DI SEGUITO L’ELENCO DETTAGLIATO:

– Si tratta di un Senegalese di 46 anni, T.D., giunto al termine della pena scontata in carcere per il reato di furto e, in quanto clandestino, accompagnato allo scalo di Malpensa per il rientro in patria.

– Due fratelli marocchini, invece, fermati dalla Guardia di Finanza durante un controllo nei pressi di un Money Transfer in via Corsica, sono risultati privi di permesso di soggiorno in corso di validità: il maggiore, D.J. del 1962, a cui era stato già tolto il permesso di soggiorno, con precedenti in materia di stupefacenti, il minore, D.J. del 1984, senza la richiesta di rinnovo di permesso di soggiorno. Entrambi sono stati accompagnati alla frontiera di Malpensa.

– Ad un altro cittadino marocchino, invece, presentatosi agli sportelli della Questura per una pratica pendente presso l’Ufficio Immigrazione, è stato notificato il decreto di inammissibilità della sua richiesta ed è stato avviato il procedimento di espulsione, concretizzatasi in questi giorni.

– Una donna ucraina, V.L. del 1989, stava per imbarcarsi su un volo in partenza dall’aeroporto di Montichiari, ma la compagnia aerea si è rifiutata di farla salire a bordo poiché priva di documenti: aveva con sé, infatti, solo denuncia di smarrimento del passaporto ed un documento rilasciato dal Consolato ormai scaduto. Essendo clandestina, il personale dell’aeroporto l’ha accompagnata in Questura dove è stato disposta l’espulsione con accompagnamento presso il CIE.
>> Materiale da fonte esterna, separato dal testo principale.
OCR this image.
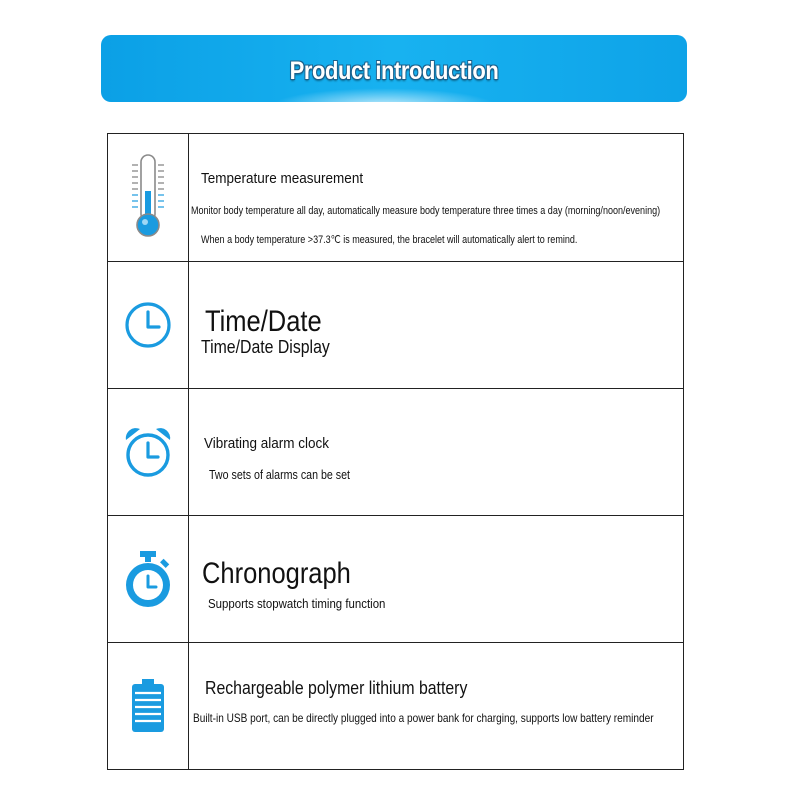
Product introduction
Temperature measurement
Monitor body temperature all day, automatically measure body temperature three times a day (morning/noon/evening)
When a body temperature >37.3℃ is measured, the bracelet will automatically alert to remind.
Time/Date
Time/Date Display
Vibrating alarm clock
Two sets of alarms can be set
Chronograph
Supports stopwatch timing function
Rechargeable polymer lithium battery
Built-in USB port, can be directly plugged into a power bank for charging, supports low battery reminder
– Un Moldavo, R.S. del ‘74, fermato durante un controllo dalle Volanti della Questura, aveva il permesso di soggiorno scaduto e non più rinnovato. Per lui l’espulsione con l’accompagnamento alla frontiera di Verona.

– Un Marocchino del ‘76, E.A., a cui era stato revocato il permesso di soggiorno per i numerosi precedenti di Polizia e per il reato di favoreggiamento alla permanenza di clandestini o irregolari, è stato fermato dai Carabinieri di Isorella. Ricevuta la notifica del decreto di revoca, per lui ora l’espulsione con accompagnamento alla frontiera di Malpensa.
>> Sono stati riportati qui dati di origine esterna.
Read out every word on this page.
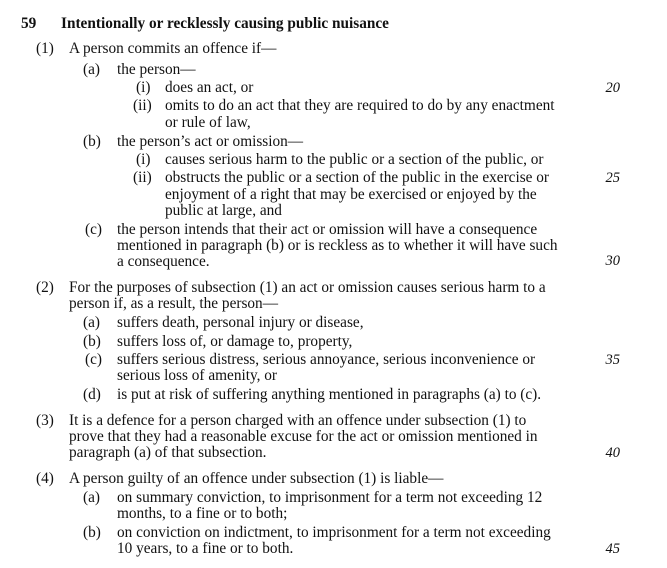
59 Intentionally or recklessly causing public nuisance
20
25
30
35
40
45
(1) A person commits an offence if—
(a) the person—
(i) does an act, or
(ii) omits to do an act that they are required to do by any enactment
or rule of law,
(b) the person’s act or omission—
(i) causes serious harm to the public or a section of the public, or
(ii) obstructs the public or a section of the public in the exercise or
enjoyment of a right that may be exercised or enjoyed by the
public at large, and
(c) the person intends that their act or omission will have a consequence
mentioned in paragraph (b) or is reckless as to whether it will have such
a consequence.
(2) For the purposes of subsection (1) an act or omission causes serious harm to a
person if, as a result, the person—
(a) suffers death, personal injury or disease,
(b) suffers loss of, or damage to, property,
(c) suffers serious distress, serious annoyance, serious inconvenience or
serious loss of amenity, or
(d) is put at risk of suffering anything mentioned in paragraphs (a) to (c).
(3) It is a defence for a person charged with an offence under subsection (1) to
prove that they had a reasonable excuse for the act or omission mentioned in
paragraph (a) of that subsection.
(4) A person guilty of an offence under subsection (1) is liable—
(a) on summary conviction, to imprisonment for a term not exceeding 12
months, to a fine or to both;
(b) on conviction on indictment, to imprisonment for a term not exceeding
10 years, to a fine or to both.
– Un Albanese, H.C. dell’86, fermato dalla Guardia di Finanza durante un normale controllo del territorio, aveva già a suo carico un diniego del rinnovo del permesso di soggiorno notificatogli a febbraio scorso, a seguito del quale avrebbe dovuto lasciare il Territorio entro 10 giorni. Sulla base dei precedenti penali tra cui ricettazione in concorso e furto aggravato, per lui è stato emesso il decreto di espulsione con accompagnamento alla frontiera di Malpensa.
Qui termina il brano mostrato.